UKALACA
- Timur Bedirli
- 2. Juni 2016
- 1 Min. Lesezeit
Kainatımızda bir sürü kara delik var. Her biri hem maddeyi, hem enerjiyi, hem de zamanı emiyor. Bunları öyle sıkıştırıyor ki tasavvur dahi edilemez.
Belki böyle on sekiz bin kainat var. Bu kara delik, büyümeden emmeye devam ediyor. Belki de günün birinde bu kara delik, bu yeni kainat tomurcuğu, zamanı ve enerjiyi ve maddeyi sıkıştırmış, değiştirmiş, iri değil ama yoğun yüklü varlık, ismi konulmuş, zaman gelince aniden patlayarak açılan bir havai fişek gibi yayılır. Kendi mekanını, zamanını, maddesini ve enerjisini meydana getirerek.
Bir başka kainat oluşur,bir başka yaratılış içinde.
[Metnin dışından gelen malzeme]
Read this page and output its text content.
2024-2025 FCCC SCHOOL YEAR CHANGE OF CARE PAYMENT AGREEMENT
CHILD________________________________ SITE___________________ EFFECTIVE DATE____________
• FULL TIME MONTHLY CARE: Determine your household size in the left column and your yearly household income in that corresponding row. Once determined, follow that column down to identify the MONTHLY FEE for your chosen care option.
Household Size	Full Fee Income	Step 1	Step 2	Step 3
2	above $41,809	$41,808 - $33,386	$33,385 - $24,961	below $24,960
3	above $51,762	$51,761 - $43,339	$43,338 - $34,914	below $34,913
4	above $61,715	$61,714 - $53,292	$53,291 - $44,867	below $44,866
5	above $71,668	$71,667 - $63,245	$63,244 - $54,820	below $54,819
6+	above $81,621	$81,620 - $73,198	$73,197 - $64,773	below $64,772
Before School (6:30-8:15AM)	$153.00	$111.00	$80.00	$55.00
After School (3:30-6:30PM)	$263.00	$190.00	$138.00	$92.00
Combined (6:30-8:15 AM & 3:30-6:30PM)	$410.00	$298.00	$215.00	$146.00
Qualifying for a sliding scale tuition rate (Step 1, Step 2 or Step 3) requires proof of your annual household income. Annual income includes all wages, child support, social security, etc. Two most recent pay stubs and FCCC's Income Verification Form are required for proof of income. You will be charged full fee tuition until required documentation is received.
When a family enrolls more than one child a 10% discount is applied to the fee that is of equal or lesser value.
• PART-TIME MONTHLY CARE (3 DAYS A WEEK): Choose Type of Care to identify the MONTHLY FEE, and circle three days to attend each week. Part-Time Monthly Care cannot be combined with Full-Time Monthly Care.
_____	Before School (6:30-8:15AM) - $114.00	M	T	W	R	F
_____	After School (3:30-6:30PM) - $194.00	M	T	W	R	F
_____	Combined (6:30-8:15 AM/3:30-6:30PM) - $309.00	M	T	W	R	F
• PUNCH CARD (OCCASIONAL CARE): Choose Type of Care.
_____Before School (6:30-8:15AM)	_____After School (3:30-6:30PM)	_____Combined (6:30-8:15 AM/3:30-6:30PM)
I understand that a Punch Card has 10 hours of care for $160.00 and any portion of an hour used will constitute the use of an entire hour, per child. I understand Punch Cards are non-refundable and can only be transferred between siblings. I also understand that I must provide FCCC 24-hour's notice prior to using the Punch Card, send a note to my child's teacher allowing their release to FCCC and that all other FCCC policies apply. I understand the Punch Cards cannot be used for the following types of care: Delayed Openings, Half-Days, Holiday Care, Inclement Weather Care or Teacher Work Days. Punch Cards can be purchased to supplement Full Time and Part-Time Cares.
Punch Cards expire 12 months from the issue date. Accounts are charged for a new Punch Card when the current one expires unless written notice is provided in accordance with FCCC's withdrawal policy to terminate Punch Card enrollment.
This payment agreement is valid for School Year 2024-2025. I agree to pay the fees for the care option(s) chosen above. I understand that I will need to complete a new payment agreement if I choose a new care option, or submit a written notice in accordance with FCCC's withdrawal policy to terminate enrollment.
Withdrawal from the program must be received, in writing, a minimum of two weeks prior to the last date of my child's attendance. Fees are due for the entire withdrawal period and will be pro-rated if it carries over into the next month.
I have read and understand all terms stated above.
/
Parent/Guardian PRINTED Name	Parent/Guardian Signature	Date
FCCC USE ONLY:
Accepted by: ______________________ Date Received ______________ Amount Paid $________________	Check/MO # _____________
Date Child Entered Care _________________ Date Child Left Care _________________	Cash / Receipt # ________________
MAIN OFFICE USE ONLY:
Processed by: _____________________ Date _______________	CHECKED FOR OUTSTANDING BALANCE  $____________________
Orada da yeni nesillerle, sorgulanan, sorgulanmayan, bilen ve bilmeyenlerle. Ve o da öncekiler gibi, kara delikler meydana getirir. İsmi konulmuş zamana kadar var olacak, sonra onunda gökleri, boşluğu dürülmüş kağıt tomarları gibi oluncaya kadar.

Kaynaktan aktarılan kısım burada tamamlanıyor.